Алексей Апухтин - Профессор бессмертия (сборник)
Напомню также, что этот взгляд мой на соотношение творчества природы и человека тоже давно уже, только недостаточно ярко, сознавался другими. Знаменитый языковед Миллер, как известно, считал науку языковедения одною из составных частей естествоведения; старик Винкельман думал применить к оценке художественных произведений естественно-научный метод; знаменитый Бэр пытался объяснять вопросы истории чрез посредство естественных наук, а бессмертный Шиллер наметил полное сходство между процессом, происходящим в зерне до появления ростка, и тем, что происходит в душе художника до появления на свет его произведения. Таких примеров мог бы я привести целый ряд.

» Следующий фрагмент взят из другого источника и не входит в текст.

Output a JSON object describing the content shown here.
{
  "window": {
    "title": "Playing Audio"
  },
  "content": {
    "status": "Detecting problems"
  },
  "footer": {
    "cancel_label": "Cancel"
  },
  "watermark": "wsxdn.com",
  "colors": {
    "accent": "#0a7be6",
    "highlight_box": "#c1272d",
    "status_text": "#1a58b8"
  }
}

Так как при изложении всего перечисленного мне нужно было придерживаться какой-либо из более известных и наиболее подходящих мне систем, то я предпочел придерживаться системы Дарвина и его ближайшего дополнителя и последователя — Геккеля. Дарвин, наделавший еще так недавно столько шума и несмотря на то быстро забываемый, все-таки остается одним из величайших мыслителей. Конечно, много правды также и в его возражателях, например, в Данилевском, и несомненно, сильные удары нанесены его знаменитой теории «себяприспособления», хотя бы недавним открытием на глубине четырех тысяч метров в пучинах морских, куда не проникает ни один солнечный луч, рыб, снабженных чрезвычайно сложными глазами и богатых красками, что по теории Дарвина было бы немыслимо, так как глаза в вечной тьме должны бы были подвергнуться полному уничтожению (атрофии); сам Дарвин от многого под конец отказался; но, тем не менее, система его все-таки остается полною системою. Для цели, мною себе намеченной, очень сподручною оказалась схема физиологических и биологических явлений, выработанная Геккелем. Я взял ее почти целиком и наполнил параграфы ее, весьма последовательно развивающие бытие «организмов природы», характеристиками бытия «психических организмов» творчества человеческого духа. К великому изумлению моему и почти против ожидания, по окончании этой многолетней и кропотливой работы получил я нечто достаточно цельное, свидетельствующее очень наглядно, что и в творчестве человеческого духа есть своя реформация, своя биология, несомненно, есть зарождения и смерти организмов, есть графически ясное их распространение по земле, есть в них болезни острые и хронические, есть причины преждевременной и старческой смерти и т. п.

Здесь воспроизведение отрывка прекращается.